We can now define the likelihood of our observations. Qualitatively, we can define the probability of each observation as a spike with the given waveform $W_i$ with a wait time of $\Delta t_i$, with no other spike events during that wait time. This can be written as $P(X_i) = P(W_i,\omega=\Delta t_i) * \Pi _{j\neq i}P(W_j, \omega > \Delta t_i)$ where $\omega$ is the wait time for an event.

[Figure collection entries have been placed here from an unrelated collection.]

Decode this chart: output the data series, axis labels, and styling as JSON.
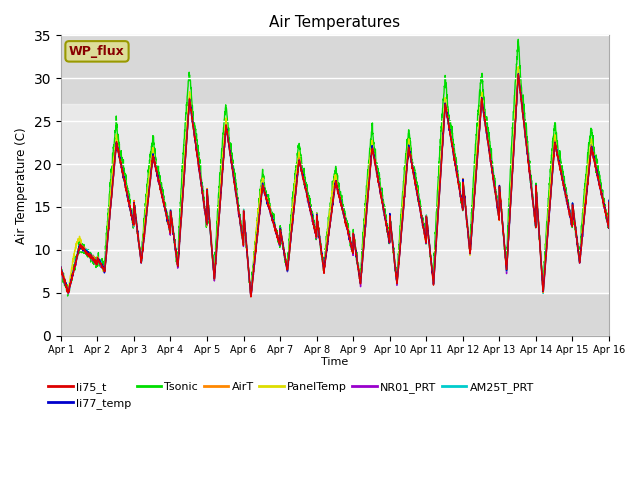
{
  "title": "Air Temperatures",
  "xlabel": "Time",
  "ylabel": "Air Temperature (C)",
  "xlim": [
    0,
    15
  ],
  "ylim": [
    0,
    35
  ],
  "yticks": [
    0,
    5,
    10,
    15,
    20,
    25,
    30,
    35
  ],
  "xtick_labels": [
    "Apr 1",
    "Apr 2",
    "Apr 3",
    "Apr 4",
    "Apr 5",
    "Apr 6",
    "Apr 7",
    "Apr 8",
    "Apr 9",
    "Apr 10",
    "Apr 11",
    "Apr 12",
    "Apr 13",
    "Apr 14",
    "Apr 15",
    "Apr 16"
  ],
  "series_colors": {
    "li75_t": "#dd0000",
    "li77_temp": "#0000cc",
    "Tsonic": "#00dd00",
    "AirT": "#ff8800",
    "PanelTemp": "#dddd00",
    "NR01_PRT": "#9900cc",
    "AM25T_PRT": "#00cccc"
  },
  "shaded_band_lo": 5,
  "shaded_band_hi": 27,
  "wp_flux_box_color": "#dddd99",
  "wp_flux_text_color": "#880000",
  "background_color": "#d8d8d8"
}
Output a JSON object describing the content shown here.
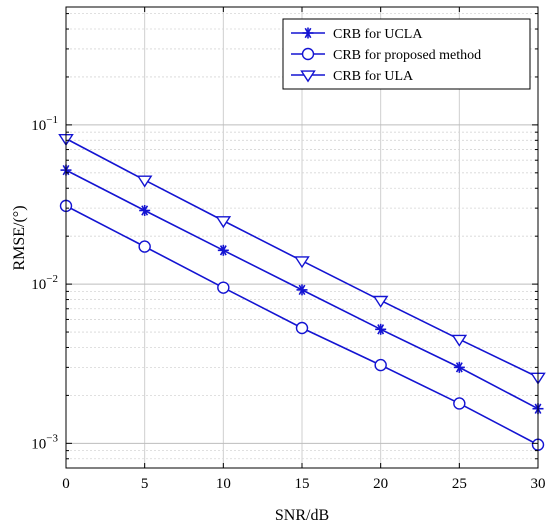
{
  "chart_data": {
    "type": "line",
    "title": "",
    "xlabel": "SNR/dB",
    "ylabel": "RMSE/(°)",
    "x": [
      0,
      5,
      10,
      15,
      20,
      25,
      30
    ],
    "xlim": [
      0,
      30
    ],
    "ylim": [
      0.0007,
      0.55
    ],
    "yscale": "log",
    "x_ticks": [
      "0",
      "5",
      "10",
      "15",
      "20",
      "25",
      "30"
    ],
    "y_ticks": [
      {
        "value": 0.001,
        "base": "10",
        "exp": "−3"
      },
      {
        "value": 0.01,
        "base": "10",
        "exp": "−2"
      },
      {
        "value": 0.1,
        "base": "10",
        "exp": "−1"
      }
    ],
    "grid": true,
    "legend_position": "top-right",
    "line_color": "#1414d2",
    "series": [
      {
        "name": "CRB for UCLA",
        "marker": "star",
        "values": [
          0.052,
          0.029,
          0.0163,
          0.0092,
          0.0052,
          0.003,
          0.00165
        ]
      },
      {
        "name": "CRB for proposed method",
        "marker": "circle",
        "values": [
          0.031,
          0.0172,
          0.0095,
          0.0053,
          0.0031,
          0.00178,
          0.00098
        ]
      },
      {
        "name": "CRB for ULA",
        "marker": "triangle-down",
        "values": [
          0.082,
          0.045,
          0.025,
          0.014,
          0.0079,
          0.0045,
          0.0026
        ]
      }
    ]
  }
}
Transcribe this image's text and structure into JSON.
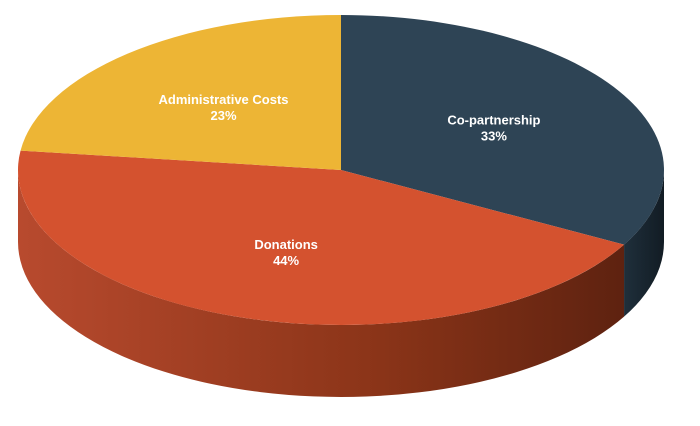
{
  "chart_data": {
    "type": "pie",
    "style": "3d",
    "title": "",
    "slices": [
      {
        "label": "Co-partnership",
        "value": 33,
        "display_value": "33%",
        "color": "#2e4455"
      },
      {
        "label": "Donations",
        "value": 44,
        "display_value": "44%",
        "color": "#d4522f"
      },
      {
        "label": "Administrative Costs",
        "value": 23,
        "display_value": "23%",
        "color": "#edb535"
      }
    ],
    "start_angle_deg": 90,
    "direction": "clockwise"
  }
}
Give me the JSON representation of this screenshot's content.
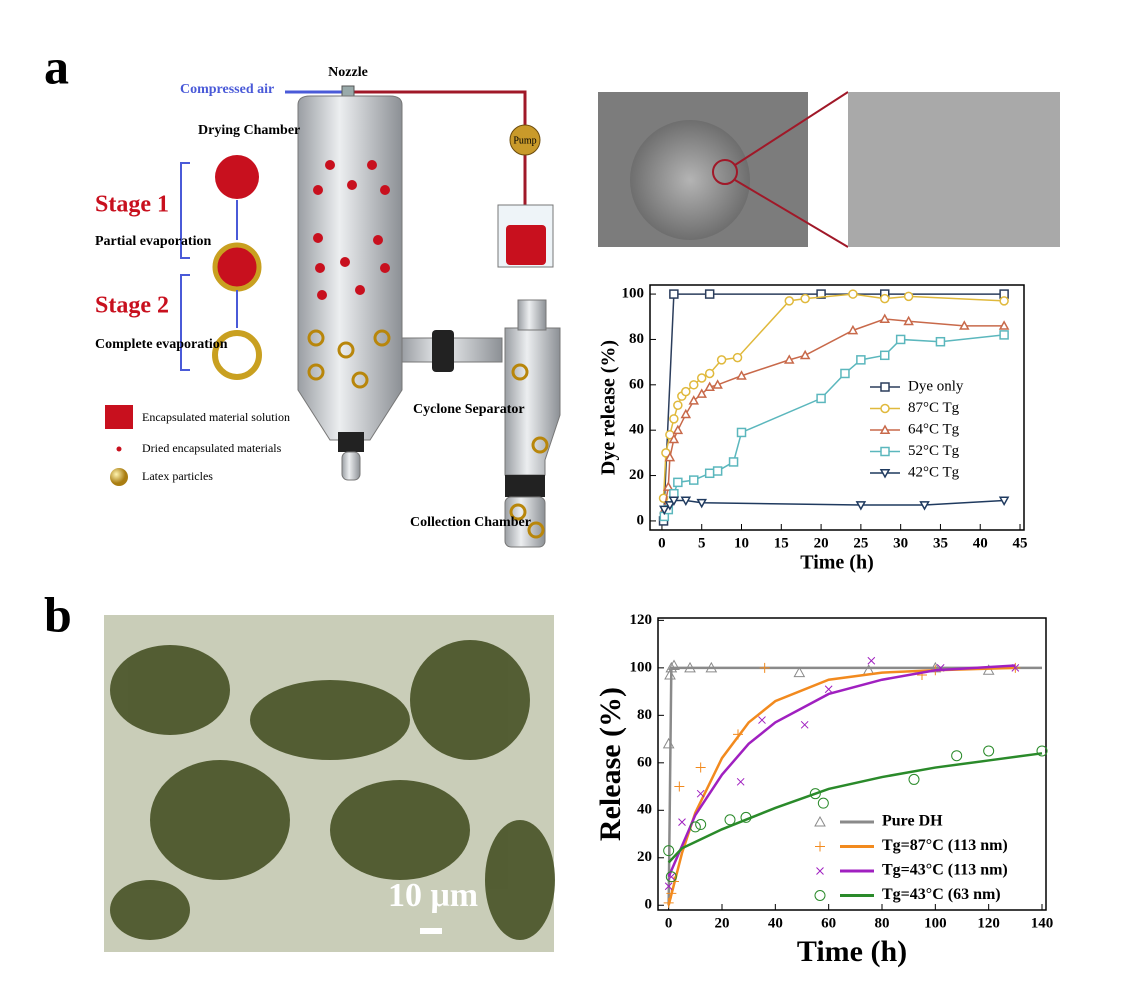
{
  "panels": [
    "a",
    "b"
  ],
  "diagram": {
    "compressed_air": "Compressed air",
    "nozzle": "Nozzle",
    "pump": "Pump",
    "drying_chamber": "Drying Chamber",
    "stage1": "Stage 1",
    "stage1_desc": "Partial evaporation",
    "stage2": "Stage 2",
    "stage2_desc": "Complete evaporation",
    "legend": [
      "Encapsulated material solution",
      "Dried encapsulated materials",
      "Latex particles"
    ],
    "cyclone": "Cyclone Separator",
    "collection": "Collection Chamber"
  },
  "micrograph": {
    "scale_bar": "10 μm"
  },
  "chart_data": [
    {
      "type": "line",
      "xlabel": "Time (h)",
      "ylabel": "Dye release (%)",
      "xlim": [
        -1.5,
        45.5
      ],
      "ylim": [
        -4,
        104
      ],
      "xticks": [
        0,
        5,
        10,
        15,
        20,
        25,
        30,
        35,
        40,
        45
      ],
      "yticks": [
        0,
        20,
        40,
        60,
        80,
        100
      ],
      "legend": "right",
      "series": [
        {
          "name": "Dye only",
          "color": "#2b3d5c",
          "marker": "square",
          "x": [
            0.2,
            1.5,
            6,
            20,
            28,
            43
          ],
          "values": [
            0,
            100,
            100,
            100,
            100,
            100
          ]
        },
        {
          "name": "87°C Tg",
          "color": "#e0b93c",
          "marker": "circle",
          "x": [
            0.2,
            0.5,
            1,
            1.5,
            2,
            2.5,
            3,
            4,
            5,
            6,
            7.5,
            9.5,
            16,
            18,
            24,
            28,
            31,
            43
          ],
          "values": [
            10,
            30,
            38,
            45,
            51,
            55,
            57,
            60,
            63,
            65,
            71,
            72,
            97,
            98,
            100,
            98,
            99,
            97
          ]
        },
        {
          "name": "64°C Tg",
          "color": "#c8694a",
          "marker": "triangle-up",
          "x": [
            0.3,
            0.8,
            1,
            1.5,
            2,
            3,
            4,
            5,
            6,
            7,
            10,
            16,
            18,
            24,
            28,
            31,
            38,
            43
          ],
          "values": [
            5,
            15,
            28,
            36,
            40,
            47,
            53,
            56,
            59,
            60,
            64,
            71,
            73,
            84,
            89,
            88,
            86,
            86
          ]
        },
        {
          "name": "52°C Tg",
          "color": "#5bb7bd",
          "marker": "square",
          "x": [
            0.3,
            0.8,
            1.5,
            2,
            4,
            6,
            7,
            9,
            10,
            20,
            23,
            25,
            28,
            30,
            35,
            43
          ],
          "values": [
            2,
            5,
            12,
            17,
            18,
            21,
            22,
            26,
            39,
            54,
            65,
            71,
            73,
            80,
            79,
            82
          ]
        },
        {
          "name": "42°C Tg",
          "color": "#1f3a5f",
          "marker": "triangle-down",
          "x": [
            0.3,
            1,
            1.5,
            3,
            5,
            25,
            33,
            43
          ],
          "values": [
            5,
            7,
            9,
            9,
            8,
            7,
            7,
            9
          ]
        }
      ]
    },
    {
      "type": "scatter",
      "xlabel": "Time (h)",
      "ylabel": "Release (%)",
      "xlim": [
        -4,
        141.5
      ],
      "ylim": [
        -2,
        121
      ],
      "xticks": [
        0,
        20,
        40,
        60,
        80,
        100,
        120,
        140
      ],
      "yticks": [
        0,
        20,
        40,
        60,
        80,
        100,
        120
      ],
      "legend": "lower right",
      "series": [
        {
          "name": "Pure DH",
          "color": "#8a8a8a",
          "marker": "triangle-up",
          "x": [
            0,
            0.5,
            1,
            2,
            8,
            16,
            49,
            75,
            100,
            120
          ],
          "values": [
            68,
            97,
            100,
            101,
            100,
            100,
            98,
            99,
            100,
            99
          ],
          "fit_x": [
            0,
            1,
            140
          ],
          "fit_values": [
            0,
            100,
            100
          ]
        },
        {
          "name": "Tg=87°C (113 nm)",
          "color": "#f28a1e",
          "marker": "plus",
          "x": [
            0,
            1,
            2,
            4,
            12,
            26,
            36,
            95,
            100,
            130
          ],
          "values": [
            1,
            5,
            10,
            50,
            58,
            72,
            100,
            97,
            99,
            100
          ],
          "fit_x": [
            0,
            5,
            10,
            20,
            30,
            40,
            60,
            80,
            100,
            130
          ],
          "fit_values": [
            0,
            22,
            39,
            62,
            77,
            86,
            95,
            98,
            99,
            100
          ]
        },
        {
          "name": "Tg=43°C (113 nm)",
          "color": "#a020c0",
          "marker": "cross",
          "x": [
            0,
            1,
            5,
            12,
            27,
            35,
            51,
            60,
            76,
            102,
            130
          ],
          "values": [
            8,
            12,
            35,
            47,
            52,
            78,
            76,
            91,
            103,
            100,
            100
          ],
          "fit_x": [
            0,
            10,
            20,
            30,
            40,
            60,
            80,
            100,
            130
          ],
          "fit_values": [
            12,
            38,
            55,
            68,
            77,
            89,
            95,
            99,
            101
          ]
        },
        {
          "name": "Tg=43°C (63 nm)",
          "color": "#2a8a2a",
          "marker": "circle",
          "x": [
            0,
            1,
            10,
            12,
            23,
            29,
            55,
            58,
            92,
            108,
            120,
            140
          ],
          "values": [
            23,
            12,
            33,
            34,
            36,
            37,
            47,
            43,
            53,
            63,
            65,
            65
          ],
          "fit_x": [
            0,
            5,
            20,
            40,
            60,
            80,
            100,
            120,
            140
          ],
          "fit_values": [
            18,
            24,
            32,
            41,
            49,
            54,
            58,
            61,
            64
          ]
        }
      ]
    }
  ]
}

Notes on training hyperparameters

  • n_neg_samples:

    • Low values: less specific prediction required. Need to know when rates are high, but less sensitive to false positives.
    • High values: requires more precision when predicting when a unit fires. Loss term is much more punished for predicting high rates at innappropriate times
  • batch size:

    • Changes what you're loss is contrasting against:
    • High values: Requires that spikes from a trial are different from different states and differnet trials. Less pressure for contrast within-trial
    • Low Values: More of the contrastive loss comes from within-trial spikes. Model has to learn more about difference over time in a trial
  • Recommended training Protocol

    • annealing of n_neg_samples:
      • Start with low value (e.g. 8) to allow model to learn general rates and embeddings. Allow to train until improvement <1%
      • Double n_neg_samples and train until stable
      • Repeat up to max value (128)
    • Preliminary: batch_size
      • Run protocol above once with batch_size=64 to learn general structure
      • Repeat protocol with batch_size=8 for refiniment of within trial changes
      • TODO: verify whether the initial stage is necessary.